A estranheza não se limita aos personagens principais, mas se estende aos coadjuvantes também: por exemplo, um dos momentos mais hilariantes da minissérie é a cena com o aparelho de realidade virtual para masturbação do Dr. Mantleray. E mais à frente na história, até o supercomputador fica deprimido… As cenas envolvendo o tratamento e as “viagens” dos personagens inevitavelmente evocam lembranças de Charlie Kaufman e de Brilho Eterno de uma Mente Sem Lembranças (2004), e também é divertida a referência a Um Estranho no Ninho (1975) quando os cientistas se referem aos pacientes que falharam no experimento como “McMurphys”.

O elenco, em especial, se mostra inspirado. Stone consegue ser divertida, depressiva, carente, séria… Realmente não há limites para os estados emocionais da sua personagem, e o seu relacionamento com a irmã – a talentosíssima Julia Garner, de The Americans e Ozark – fornece à minissérie um bem-vindo reforço emocional para contrabalançar as esquisitices. Já Hill, agora magro, até faz com que a sua nova aparência contribua para o seu retrato de um cara deprimido e maluco, embora seu personagem seja menos interessante que o de Stone, no fim das contas. Como contraponto ao casal principal, as interessantes composições de Theroux e Mizuno para seus reprimidos personagens roubam diversas cenas.
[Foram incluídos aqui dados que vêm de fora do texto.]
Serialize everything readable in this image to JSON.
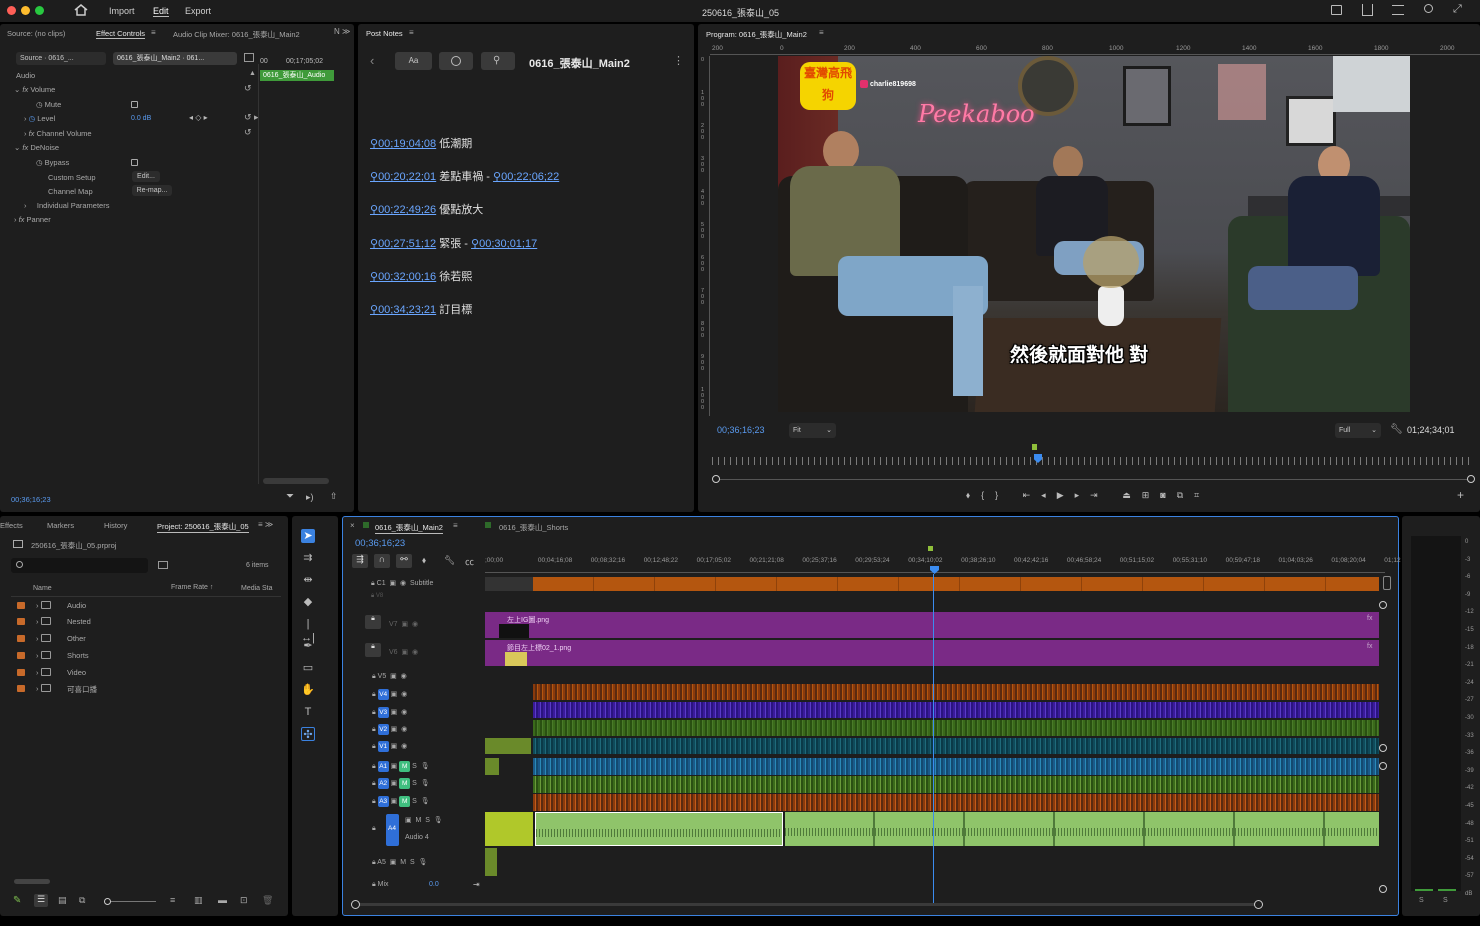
{
  "app": {
    "title": "250616_張泰山_05",
    "menu": [
      "Import",
      "Edit",
      "Export"
    ]
  },
  "colors": {
    "accent": "#3b8cf0",
    "purple": "#7a2a86",
    "orange": "#b45710",
    "green": "#3a7a2a",
    "teal": "#1f6a7a",
    "blue": "#2850b8",
    "audio_green": "#8fc46a"
  },
  "source": {
    "tabs": [
      "Source: (no clips)",
      "Effect Controls",
      "Audio Clip Mixer: 0616_張泰山_Main2"
    ],
    "chip1": "Source · 0616_...",
    "chip2": "0616_張泰山_Main2 · 061...",
    "mini_time": "00;17;05;02",
    "mini_clip": "0616_張泰山_Audio",
    "section": "Audio",
    "rows": [
      {
        "name": "Volume"
      },
      {
        "name": "Mute"
      },
      {
        "name": "Level",
        "value": "0.0 dB"
      },
      {
        "name": "Channel Volume"
      },
      {
        "name": "DeNoise"
      },
      {
        "name": "Bypass"
      },
      {
        "name": "Custom Setup",
        "button": "Edit..."
      },
      {
        "name": "Channel Map",
        "button": "Re-map..."
      },
      {
        "name": "Individual Parameters"
      },
      {
        "name": "Panner"
      }
    ],
    "timecode": "00;36;16;23"
  },
  "notes": {
    "tab": "Post Notes",
    "title": "0616_張泰山_Main2",
    "font_btn": "Aa",
    "items": [
      {
        "tc": "00;19;04;08",
        "text": "低潮期",
        "tc2": "",
        "text2": ""
      },
      {
        "tc": "00;20;22;01",
        "text": "差點車禍 -",
        "tc2": "00;22;06;22",
        "text2": ""
      },
      {
        "tc": "00;22;49;26",
        "text": "優點放大",
        "tc2": "",
        "text2": ""
      },
      {
        "tc": "00;27;51;12",
        "text": "緊張 -",
        "tc2": "00;30;01;17",
        "text2": ""
      },
      {
        "tc": "00;32;00;16",
        "text": "徐若熙",
        "tc2": "",
        "text2": ""
      },
      {
        "tc": "00;34;23;21",
        "text": "訂目標",
        "tc2": "",
        "text2": ""
      }
    ]
  },
  "program": {
    "tab": "Program: 0616_張泰山_Main2",
    "ruler": [
      "200",
      "0",
      "200",
      "400",
      "600",
      "800",
      "1000",
      "1200",
      "1400",
      "1600",
      "1800",
      "2000"
    ],
    "vruler": [
      "0",
      "1\n0\n0",
      "2\n0\n0",
      "3\n0\n0",
      "4\n0\n0",
      "5\n0\n0",
      "6\n0\n0",
      "7\n0\n0",
      "8\n0\n0",
      "9\n0\n0",
      "1\n0\n0\n0"
    ],
    "timecode": "00;36;16;23",
    "fit": "Fit",
    "full": "Full",
    "duration": "01;24;34;01",
    "overlay": {
      "logo": "臺灣高飛狗",
      "insta": "charlie819698",
      "neon": "Peekaboo",
      "subtitle": "然後就面對他 對"
    }
  },
  "project": {
    "tabs": [
      "Effects",
      "Markers",
      "History",
      "Project: 250616_張泰山_05"
    ],
    "file": "250616_張泰山_05.prproj",
    "count": "6 items",
    "cols": [
      "Name",
      "Frame Rate",
      "Media Sta"
    ],
    "items": [
      "Audio",
      "Nested",
      "Other",
      "Shorts",
      "Video",
      "可喜口播"
    ]
  },
  "timeline": {
    "tabs": [
      "0616_張泰山_Main2",
      "0616_張泰山_Shorts"
    ],
    "timecode": "00;36;16;23",
    "ruler": [
      ";00;00",
      "00;04;16;08",
      "00;08;32;16",
      "00;12;48;22",
      "00;17;05;02",
      "00;21;21;08",
      "00;25;37;16",
      "00;29;53;24",
      "00;34;10;02",
      "00;38;26;10",
      "00;42;42;16",
      "00;46;58;24",
      "00;51;15;02",
      "00;55;31;10",
      "00;59;47;18",
      "01;04;03;26",
      "01;08;20;04",
      "01;12"
    ],
    "tracks": [
      {
        "id": "C1",
        "label": "Subtitle"
      },
      {
        "id": "V8"
      },
      {
        "id": "V7"
      },
      {
        "id": "V6"
      },
      {
        "id": "V5"
      },
      {
        "id": "V4"
      },
      {
        "id": "V3"
      },
      {
        "id": "V2"
      },
      {
        "id": "V1"
      },
      {
        "id": "A1",
        "m": "M",
        "s": "S"
      },
      {
        "id": "A2",
        "m": "M",
        "s": "S"
      },
      {
        "id": "A3",
        "m": "M",
        "s": "S"
      },
      {
        "id": "A4",
        "m": "M",
        "s": "S",
        "name": "Audio 4"
      },
      {
        "id": "A5",
        "m": "M",
        "s": "S"
      },
      {
        "id": "Mix",
        "value": "0.0"
      }
    ],
    "clip_v7": "左上IG圖.png",
    "clip_v6": "節目左上標02_1.png",
    "fx": "fx"
  },
  "meter": {
    "scale": [
      "0",
      "-3",
      "-6",
      "-9",
      "-12",
      "-15",
      "-18",
      "-21",
      "-24",
      "-27",
      "-30",
      "-33",
      "-36",
      "-39",
      "-42",
      "-45",
      "-48",
      "-51",
      "-54",
      "-57",
      "dB"
    ],
    "solo": [
      "S",
      "S"
    ]
  }
}
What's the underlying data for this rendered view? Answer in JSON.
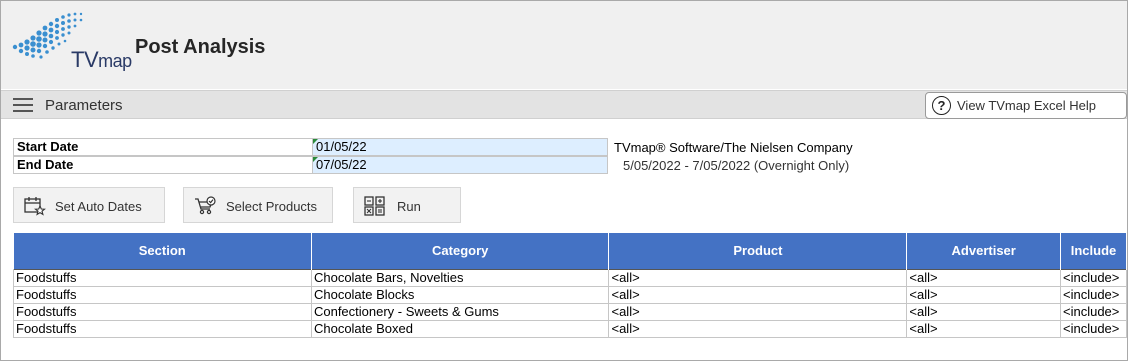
{
  "app": {
    "logo_text_tv": "TV",
    "logo_text_map": "map",
    "title": "Post Analysis"
  },
  "parameters_bar": {
    "label": "Parameters",
    "help_button_label": "View TVmap Excel Help",
    "help_icon_glyph": "?"
  },
  "dates": {
    "start_label": "Start Date",
    "start_value": "01/05/22",
    "end_label": "End Date",
    "end_value": "07/05/22"
  },
  "info": {
    "company": "TVmap® Software/The Nielsen Company",
    "date_range": "5/05/2022 - 7/05/2022 (Overnight Only)"
  },
  "actions": {
    "set_auto_dates": "Set Auto Dates",
    "select_products": "Select Products",
    "run": "Run"
  },
  "table": {
    "headers": [
      "Section",
      "Category",
      "Product",
      "Advertiser",
      "Include"
    ],
    "rows": [
      [
        "Foodstuffs",
        "Chocolate Bars, Novelties",
        "<all>",
        "<all>",
        "<include>"
      ],
      [
        "Foodstuffs",
        "Chocolate Blocks",
        "<all>",
        "<all>",
        "<include>"
      ],
      [
        "Foodstuffs",
        "Confectionery - Sweets & Gums",
        "<all>",
        "<all>",
        "<include>"
      ],
      [
        "Foodstuffs",
        "Chocolate Boxed",
        "<all>",
        "<all>",
        "<include>"
      ]
    ]
  },
  "colors": {
    "table_header_bg": "#4472c4",
    "date_cell_bg": "#ddeeff",
    "logo_blue": "#3a8fd0"
  }
}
E Sally Field também se mostra divertida e disposta a embarcar na maluquice da experiência, chegando a adotar várias personas ao longo dos episódios – afinal, além de dublar o computador, ela também o personifica às vezes.

Essas são as qualidades… Mas ao mesmo tempo em que elas ajudam o espectador a abraçar a estranheza da experiência – e é possível abraçar, o quarto episódio, por exemplo, com Owen e Annie salvando o lêmure, é o mais divertido de todos – é impossível negar que às vezes a série é esquisita apenas pelo prazer ou vontade de ser esquisita, sem que haja um propósito narrativo forte para tal. Ora, ver Emma Stone como elfa ou Jonah Hill se transformando em falcão são momentos que acabam provocando a desconexão do espectador e despertam uma sensação de excesso. Afinal, a minissérie não escapa do já conhecido efeito Netflix: Mesmo tendo alguns episódios curtos, com pouco menos de meia hora de duração, ainda permanece a sensação em Maniac de muito tempo para pouca história. Há tanta coisa, tantas ideias jogadas dentro da experiência, que esses momentos de desconexão às vezes roubam o impacto de outros realmente engraçados.
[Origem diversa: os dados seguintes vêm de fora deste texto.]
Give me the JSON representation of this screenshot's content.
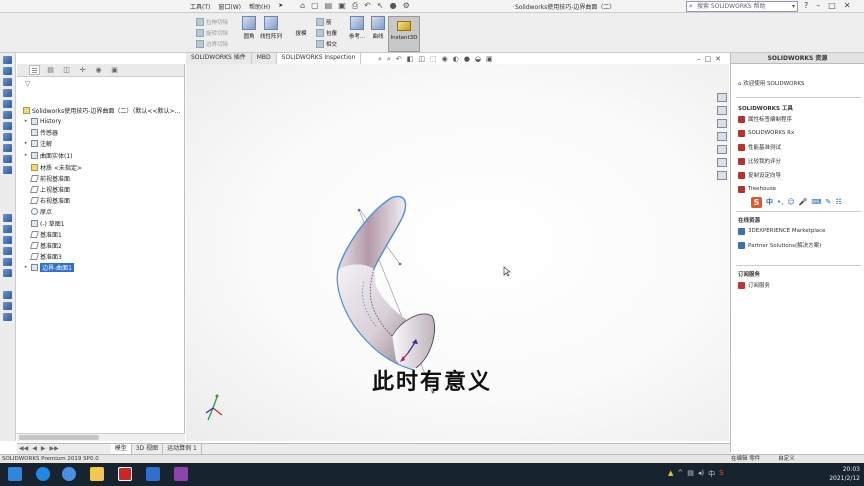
{
  "menu": {
    "items": [
      "工具(T)",
      "窗口(W)",
      "帮助(H)"
    ]
  },
  "window": {
    "title": "Solidworks使用技巧-边界曲面（二）"
  },
  "search": {
    "value": "搜索 SOLIDWORKS 帮助"
  },
  "ribbon": {
    "col1": [
      "拉伸切除",
      "旋转切除",
      "边界切除"
    ],
    "group2": {
      "label1": "圆角",
      "label2": "线性阵列",
      "label3": "拔模"
    },
    "group3": [
      "筋",
      "包覆",
      "相交"
    ],
    "col4": [
      "参考...",
      "曲线"
    ],
    "instant3d": "Instant3D"
  },
  "tabs": [
    "SOLIDWORKS 插件",
    "MBD",
    "SOLIDWORKS Inspection"
  ],
  "tree": {
    "root": "Solidworks使用技巧-边界曲面（二）（默认<<默认>...",
    "items": [
      {
        "label": "History",
        "kind": "folder",
        "expand": "▸"
      },
      {
        "label": "传感器",
        "kind": "folder",
        "expand": ""
      },
      {
        "label": "注解",
        "kind": "folder",
        "expand": "▸"
      },
      {
        "label": "曲面实体(1)",
        "kind": "folder",
        "expand": "▸"
      },
      {
        "label": "材质 <未指定>",
        "kind": "yellow",
        "expand": ""
      },
      {
        "label": "前视基准面",
        "kind": "plane",
        "expand": ""
      },
      {
        "label": "上视基准面",
        "kind": "plane",
        "expand": ""
      },
      {
        "label": "右视基准面",
        "kind": "plane",
        "expand": ""
      },
      {
        "label": "原点",
        "kind": "origin",
        "expand": ""
      },
      {
        "label": "(-) 草图1",
        "kind": "sketch",
        "expand": ""
      },
      {
        "label": "基准面1",
        "kind": "plane",
        "expand": ""
      },
      {
        "label": "基准面2",
        "kind": "plane",
        "expand": ""
      },
      {
        "label": "基准面3",
        "kind": "plane",
        "expand": ""
      },
      {
        "label": "边界-曲面1",
        "kind": "surface",
        "expand": "▸",
        "selected": true
      }
    ]
  },
  "taskpane": {
    "title": "SOLIDWORKS 资源",
    "welcome": "欢迎使用 SOLIDWORKS",
    "tools_title": "SOLIDWORKS 工具",
    "tools": [
      "属性标签编制程序",
      "SOLIDWORKS Rx",
      "性能基准测试",
      "比较我的评分",
      "复制设定向导",
      "Treehouse"
    ],
    "community_title": "在线资源",
    "community": [
      "3DEXPERIENCE Marketplace",
      "Partner Solutions(解决方案)"
    ],
    "subscription_title": "订阅服务",
    "subscription": [
      "订阅服务"
    ]
  },
  "subtitle": "此时有意义",
  "model_tabs": [
    "模型",
    "3D 视图",
    "运动算例 1"
  ],
  "status": {
    "left": "SOLIDWORKS Premium 2019 SP0.0",
    "mid": "在编辑 零件",
    "units": "自定义"
  },
  "clock": {
    "time": "20:03",
    "date": "2021/2/12"
  },
  "colors": {
    "accent": "#2f6fd0",
    "surface_edge": "#4a90d9",
    "taskbar": "#17242f"
  }
}
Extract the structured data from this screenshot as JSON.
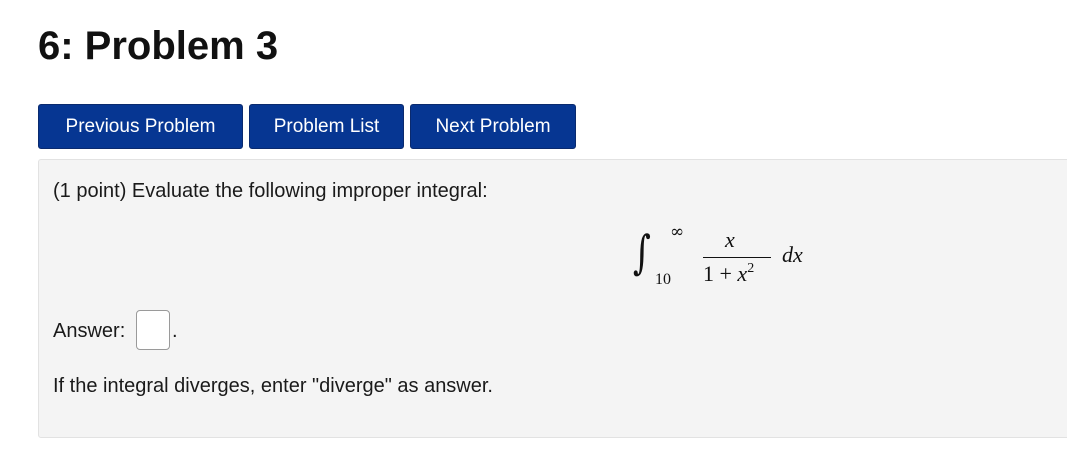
{
  "page": {
    "title": "6: Problem 3"
  },
  "nav": {
    "previous_label": "Previous Problem",
    "list_label": "Problem List",
    "next_label": "Next Problem"
  },
  "problem": {
    "statement": "(1 point) Evaluate the following improper integral:",
    "integral": {
      "sign": "∫",
      "upper_limit": "∞",
      "lower_limit": "10",
      "numerator": "x",
      "denominator_prefix": "1 + ",
      "denominator_var": "x",
      "denominator_exponent": "2",
      "differential": "dx"
    },
    "answer_label": "Answer:",
    "answer_value": "",
    "answer_suffix": ".",
    "hint": "If the integral diverges, enter \"diverge\" as answer."
  },
  "colors": {
    "button_background": "#063692",
    "button_text": "#ffffff",
    "panel_background": "#f4f4f4"
  }
}
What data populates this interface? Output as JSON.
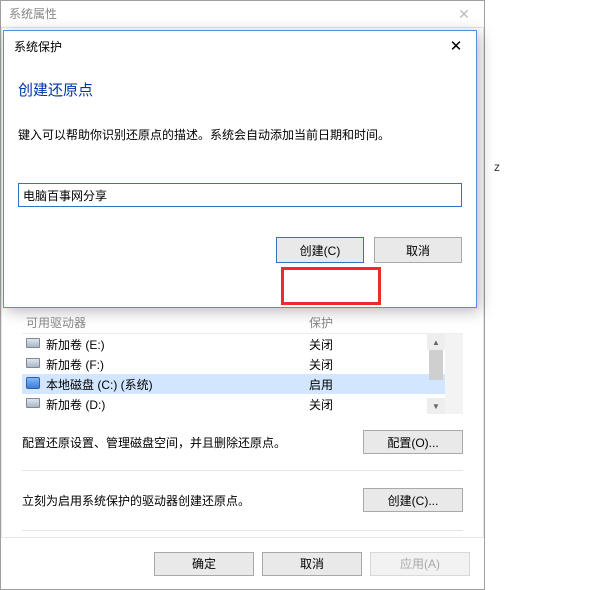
{
  "parent_window": {
    "title": "系统属性"
  },
  "z_letter": "z",
  "modal": {
    "title": "系统保护",
    "heading": "创建还原点",
    "description": "键入可以帮助你识别还原点的描述。系统会自动添加当前日期和时间。",
    "input_value": "电脑百事网分享",
    "create_btn": "创建(C)",
    "cancel_btn": "取消"
  },
  "drive_table": {
    "header_col1": "可用驱动器",
    "header_col2": "保护",
    "rows": [
      {
        "icon": "disk",
        "name": "新加卷 (E:)",
        "status": "关闭",
        "selected": false
      },
      {
        "icon": "disk",
        "name": "新加卷 (F:)",
        "status": "关闭",
        "selected": false
      },
      {
        "icon": "sys",
        "name": "本地磁盘 (C:) (系统)",
        "status": "启用",
        "selected": true
      },
      {
        "icon": "disk",
        "name": "新加卷 (D:)",
        "status": "关闭",
        "selected": false
      }
    ]
  },
  "config_section": {
    "text": "配置还原设置、管理磁盘空间，并且删除还原点。",
    "button": "配置(O)..."
  },
  "create_section": {
    "text": "立刻为启用系统保护的驱动器创建还原点。",
    "button": "创建(C)..."
  },
  "bottom": {
    "ok": "确定",
    "cancel": "取消",
    "apply": "应用(A)"
  }
}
Ao final, a experiência de Maniac consegue englobar vários aspectos: é uma minissérie divertida e até tocante em vários momentos, mas é também irritante e cansativa em outros. A reunião de tantos talentos, que já demonstraram certas doses de loucura em projetos anteriores e vontade de criar trabalhos desafiadores, não funcionou tão bem aqui. Às vezes é esquisita demais; às vezes fica claro que a história é meio comum e previsível, quando se deixa de lado as esquisitices do percurso. Nem uma produção genial nem um desastre completo, Maniac parece um ponto fora da curva, e algo claramente projetado para ser maratonado, caso o espectador embarque nesse trem. Falando nisso… Será que o computador é o algoritmo da Netflix, e Owen e Annie estão vivendo episódios-testes para outros seriados da plataforma? Bem… Talvez agora seja eu que esteja viajando demais.